Two books on the influence of books on Obama

By CRAIG FEHRMAN,March 25, 2011
(/Princeton Univ. )

Politicians have long exploited the symbolic power of books. In “Six Crises” (1962), Richard Nixon wrote of a conversation with newly elected President John F. Kennedy. “Every public man should write a book,” Kennedy told Nixon, “because it tends to elevate him in popular esteem to the respected status of an ‘intellectual.’ ” There are other reasons for politicians to write books — profit and public exposure. But the accolades from a tale well-told can burnish an image, as Kennedy found with “Profiles in Courage” (1955), and Barack Obama discovered with “Dreams from My Father” (1995) and “The Audacity of Hope” (2006).

The influence of books lies at the heart of two new ones about President Obama. They take very different approaches and reach very different conclusions about the president, his intellect and his politics.
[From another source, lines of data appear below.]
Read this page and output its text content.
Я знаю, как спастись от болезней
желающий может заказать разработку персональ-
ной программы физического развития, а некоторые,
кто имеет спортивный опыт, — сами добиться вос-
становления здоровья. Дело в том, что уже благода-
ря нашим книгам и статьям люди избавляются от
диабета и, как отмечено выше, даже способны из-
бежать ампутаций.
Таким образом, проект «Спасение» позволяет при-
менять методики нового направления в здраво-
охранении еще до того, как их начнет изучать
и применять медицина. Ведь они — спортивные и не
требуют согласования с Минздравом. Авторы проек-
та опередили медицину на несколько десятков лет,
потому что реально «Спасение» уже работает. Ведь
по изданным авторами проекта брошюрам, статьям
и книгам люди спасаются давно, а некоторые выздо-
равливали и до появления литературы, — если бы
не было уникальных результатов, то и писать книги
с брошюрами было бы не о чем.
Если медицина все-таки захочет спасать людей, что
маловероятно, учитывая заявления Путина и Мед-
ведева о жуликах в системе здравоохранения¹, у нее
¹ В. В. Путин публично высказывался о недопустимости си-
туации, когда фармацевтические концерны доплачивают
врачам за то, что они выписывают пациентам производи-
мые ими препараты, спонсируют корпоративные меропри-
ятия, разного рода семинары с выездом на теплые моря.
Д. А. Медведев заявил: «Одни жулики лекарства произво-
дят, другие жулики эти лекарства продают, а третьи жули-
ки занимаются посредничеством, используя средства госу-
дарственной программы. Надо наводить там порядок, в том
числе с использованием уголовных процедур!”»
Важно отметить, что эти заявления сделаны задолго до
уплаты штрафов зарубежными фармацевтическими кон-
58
In “Reading Obama,” James Kloppenberg, a professor of intellectual history at Harvard, studies not only Obama’s own writings but also the writers who shaped his thinking. Kloppenberg interviewed Obama’s professors, examinedarticles he edited while president of the Harvard Law Review and analyzed his two books.

The president’s books provide the hook and organizing principle for “Reading Obama.” Kloppenberg is attracted to the political and historical aspects of “The Audacity of Hope,” and that book plays a larger role in his analysis than “Dreams From My Father.” He writes that “Audacity” is “often dismissed, incorrectly, as a typical piece of campaign fluff.” But in Kloppenberg’s eyes, the book reveals Obama to be a philosopher-president, someone whose peers include Adams, Jefferson, Lincoln and Wilson. His reading of Obama convinces him that the president fuses “three distinct developments”: the American democratic tradition, the philosophy of pragmatism, and the academic debates that defined campuses during his educational years. Each contributed to the president’s desire for compromise and consensus.
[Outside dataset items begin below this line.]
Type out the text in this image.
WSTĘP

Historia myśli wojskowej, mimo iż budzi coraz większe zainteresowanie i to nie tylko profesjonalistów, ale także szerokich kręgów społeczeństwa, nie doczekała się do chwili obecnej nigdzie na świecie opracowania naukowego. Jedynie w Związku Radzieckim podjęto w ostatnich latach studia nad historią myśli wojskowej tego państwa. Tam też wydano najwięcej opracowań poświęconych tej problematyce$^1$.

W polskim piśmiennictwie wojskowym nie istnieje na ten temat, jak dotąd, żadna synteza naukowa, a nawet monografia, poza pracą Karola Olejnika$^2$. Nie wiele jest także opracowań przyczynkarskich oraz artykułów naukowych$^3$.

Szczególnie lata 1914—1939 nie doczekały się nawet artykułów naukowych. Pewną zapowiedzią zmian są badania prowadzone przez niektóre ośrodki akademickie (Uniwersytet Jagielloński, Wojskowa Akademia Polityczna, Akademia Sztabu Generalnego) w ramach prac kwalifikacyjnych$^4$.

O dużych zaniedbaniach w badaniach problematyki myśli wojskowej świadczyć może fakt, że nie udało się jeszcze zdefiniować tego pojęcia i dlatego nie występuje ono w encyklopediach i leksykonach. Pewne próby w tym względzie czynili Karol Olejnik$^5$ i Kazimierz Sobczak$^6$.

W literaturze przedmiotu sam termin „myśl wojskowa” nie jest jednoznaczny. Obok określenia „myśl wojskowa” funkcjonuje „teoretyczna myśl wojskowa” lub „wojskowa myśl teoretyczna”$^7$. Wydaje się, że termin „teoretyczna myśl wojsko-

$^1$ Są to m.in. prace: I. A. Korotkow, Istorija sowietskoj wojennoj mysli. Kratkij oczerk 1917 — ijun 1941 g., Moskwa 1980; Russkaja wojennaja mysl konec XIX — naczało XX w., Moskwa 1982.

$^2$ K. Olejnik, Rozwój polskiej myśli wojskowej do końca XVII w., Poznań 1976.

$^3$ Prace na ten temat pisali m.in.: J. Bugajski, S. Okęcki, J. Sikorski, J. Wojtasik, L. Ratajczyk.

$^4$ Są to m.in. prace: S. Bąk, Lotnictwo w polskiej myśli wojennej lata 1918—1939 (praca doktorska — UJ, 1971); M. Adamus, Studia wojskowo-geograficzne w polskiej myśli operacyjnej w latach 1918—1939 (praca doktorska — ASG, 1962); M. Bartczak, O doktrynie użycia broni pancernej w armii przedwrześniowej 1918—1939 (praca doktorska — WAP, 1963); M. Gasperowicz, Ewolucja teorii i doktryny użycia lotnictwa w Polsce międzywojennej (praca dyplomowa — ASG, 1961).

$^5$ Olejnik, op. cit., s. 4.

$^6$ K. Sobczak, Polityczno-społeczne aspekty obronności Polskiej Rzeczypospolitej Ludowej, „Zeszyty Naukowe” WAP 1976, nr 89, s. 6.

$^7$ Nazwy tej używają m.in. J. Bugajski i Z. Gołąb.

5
Kloppenberg’s method does not always provide original insight into Obama’s ideas, but it does reveal the careful, career-long thought behind them. For instance, Obama’s commitment to pragmatism — what Kloppenberg calls “philosophical pragmatism” as opposed to Bill Clinton’s “vulgar pragmatism” — requires him to admit that, sometimes, it doesn’t offer the best solution. “It has not always been the pragmatist,” Obama writes in “Audacity,” who “has created the conditions for liberty.” In a 2006 story for Time, Joe Klein counted more than 50 of these “on the one hand . . . on the other hand” formulations in Obama’s book. Klein saw them as a sign of the then-senator’s political savvy. But “Reading Obama” suggests they were something else: the result of a sincere and coherent worldview.

Kloppenberg works through many influences on Obama, from James Madison to Gordon Wood’s scholarship on Madison, in a style that is clear, methodical and dry. (One exception comes in his wonderfully barbed asides about the Washington media.) But “Reading Obama” also delivers terrific capsule histories of the movements and individuals who had an impact on the president — the turmoil in legal studies in the 1980s, figures ranging from John Rawls to Clifford Geertz. This is not a beach read, but it will teach you much about Obama.

In contrast to Kloppenberg, Jack Cashill takes a withering view of Obama as an author. He complains that the president’s books contribute to “the foundational myth of Obama as genius.” In “Deconstructing Obama,” he presents his thesis that Obama did not write his books and that he turned to “unrepentant terrorist” Bill Ayers for assistance.

Cashill, an author and blogger who has a doctorate in American Studies, argues that Obama was “desperate” in 1994 for help in finishing his overdue first book, “Dreams From My Father,” and turned to Ayers. Recognizing Obama as a politically sympathetic up-and-comer, Ayers agreed to write or rewrite parts and to edit others. Like all politicians, Obama got plenty of help with his speeches and, when it came time for his second book, “Audacity,” he encouraged his staff to ape Ayers — and even brought back the man himself to ghostwrite the book’s prologue and much of its epilogue.

To support this theory, Cashill relies on various types of evidence: chronological (Obama’s schedule didn’t allow enough time to write either book); biographical (Christopher Andersen’s “Barack and Michelle” has two unnamed sources who say Ayers helped Obama); statistical (computer-generated comparisons of Obama’s prose with that of Ayers and other writers); and, most of all, stylistic (Obama and Ayers both rely on “the language of the sea,” though only Ayers comes from a nautical background).